By KYOSUKE YAMAMOTO/ Staff Writer
June 11, 2023 at 15:30 JST
An electronic signboard in Tokyo’s Kabutocho district shows the Nikkei 225 index topping 32,000 during trading on June 5. (Toru Nakagawa)
Japanese companies helped propel the benchmark index of the Tokyo Stock Exchange to its highest level in 33 years after they announced plans to buy back their own shares worth a record 3.2 trillion yen ($23 billion).
Share buybacks generally push up stock prices because they theoretically raise earnings per share, thereby returning profits to shareholders.
The announcement by listed companies in May to repurchase their own shares to the tune of 3.26 trillion yen topped the previous record of 3.13 trillion yen set in the previous May, according to Tokai Tokyo Research Institute Co.
The total value for this year could exceed the all-time high of 9.4 trillion yen in 2022.
Listed companies often announce plans to repurchase their own shares in May, when they release their financial results for the business year ended in March.
This year, many companies announced share buybacks on the back of robust earnings.
They have also been driven in part by a TSE notice issued in March that effectively called on companies to take steps to improve their share prices, which are often sluggish relative to their net assets.
Investors welcomed the share buybacks announced by companies across industries.
Trading house Mitsubishi Corp., which reported a record 1.18 trillion yen in net profits for the year through March, announced plans to repurchase its own shares worth 300 billion yen. Its share price jumped from around 5,000 yen to more than 6,000 yen.
Toyota Motor Corp. said it plans share buybacks worth 150 billion yen.
The Nikkei 225 index, the TSE’s benchmark index, broke the 30,000 mark in May. The index closed at 32,506.78 on June 6, setting a new high since the collapse of the late 1980s asset-inflated economic boom, before it fell back slightly.

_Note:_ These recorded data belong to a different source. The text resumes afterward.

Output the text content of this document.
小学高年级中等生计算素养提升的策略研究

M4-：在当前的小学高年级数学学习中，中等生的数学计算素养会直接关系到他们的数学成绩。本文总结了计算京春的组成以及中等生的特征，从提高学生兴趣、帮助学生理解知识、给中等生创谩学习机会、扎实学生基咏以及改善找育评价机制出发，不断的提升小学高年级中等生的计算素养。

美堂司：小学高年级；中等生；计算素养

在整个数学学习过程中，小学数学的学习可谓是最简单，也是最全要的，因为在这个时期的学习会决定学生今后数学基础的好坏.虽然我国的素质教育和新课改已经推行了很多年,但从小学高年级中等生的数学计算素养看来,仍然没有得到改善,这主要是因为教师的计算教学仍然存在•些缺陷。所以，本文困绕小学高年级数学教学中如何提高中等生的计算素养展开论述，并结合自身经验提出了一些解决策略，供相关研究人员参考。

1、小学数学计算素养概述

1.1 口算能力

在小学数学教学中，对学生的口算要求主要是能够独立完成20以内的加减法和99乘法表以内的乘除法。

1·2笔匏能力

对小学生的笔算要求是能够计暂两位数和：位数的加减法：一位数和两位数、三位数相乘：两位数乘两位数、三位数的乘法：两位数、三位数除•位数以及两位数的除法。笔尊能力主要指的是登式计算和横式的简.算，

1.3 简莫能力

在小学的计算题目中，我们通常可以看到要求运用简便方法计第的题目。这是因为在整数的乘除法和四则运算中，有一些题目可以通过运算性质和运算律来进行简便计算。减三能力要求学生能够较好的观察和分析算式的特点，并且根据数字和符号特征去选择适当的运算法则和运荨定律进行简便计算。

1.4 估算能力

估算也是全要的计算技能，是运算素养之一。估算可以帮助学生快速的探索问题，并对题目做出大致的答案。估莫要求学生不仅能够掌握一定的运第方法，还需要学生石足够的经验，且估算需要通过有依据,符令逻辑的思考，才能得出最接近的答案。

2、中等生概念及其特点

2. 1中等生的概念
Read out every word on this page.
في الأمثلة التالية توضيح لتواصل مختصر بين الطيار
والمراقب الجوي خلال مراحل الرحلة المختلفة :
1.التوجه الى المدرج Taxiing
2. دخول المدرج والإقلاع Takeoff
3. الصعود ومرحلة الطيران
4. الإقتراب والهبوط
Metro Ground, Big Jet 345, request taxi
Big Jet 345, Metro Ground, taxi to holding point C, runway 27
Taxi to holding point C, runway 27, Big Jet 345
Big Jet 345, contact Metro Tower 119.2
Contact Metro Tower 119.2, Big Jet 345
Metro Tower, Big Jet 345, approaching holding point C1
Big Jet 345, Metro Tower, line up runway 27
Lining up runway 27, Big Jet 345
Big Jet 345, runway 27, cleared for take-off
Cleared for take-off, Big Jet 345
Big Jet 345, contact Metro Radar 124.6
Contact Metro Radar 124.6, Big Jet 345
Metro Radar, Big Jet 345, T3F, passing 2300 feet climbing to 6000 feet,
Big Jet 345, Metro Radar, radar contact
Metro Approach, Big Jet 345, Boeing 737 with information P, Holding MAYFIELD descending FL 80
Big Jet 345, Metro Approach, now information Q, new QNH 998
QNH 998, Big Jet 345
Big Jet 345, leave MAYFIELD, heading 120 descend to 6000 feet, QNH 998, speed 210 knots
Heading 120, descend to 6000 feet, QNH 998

“Market pressures are building on companies that have not announced plans to repurchase their own shares,” said Seiichi Suzuki of Tokai Tokyo Research Institute. “More companies are expected to follow suit before they announce their half-year financial results.”
The government has been urging companies to increase their capital outlays and raise wages in the push for sustainable economic growth.
Critics contend that companies risk limiting resources for business investments and pay increases if they excessively allocate cash at hand for share repurchasing to please investors and prop up stock prices.
“The domestic economy will continue to shrink and labor productivity will decline if executives give priority to share repurchases,” warned Takashi Shimizu, a professor of business administration at the University of Tokyo.
“It is good when stock prices rise on the basis of restructuring of businesses, but I am concerned that they have been simply inflated by share buybacks.”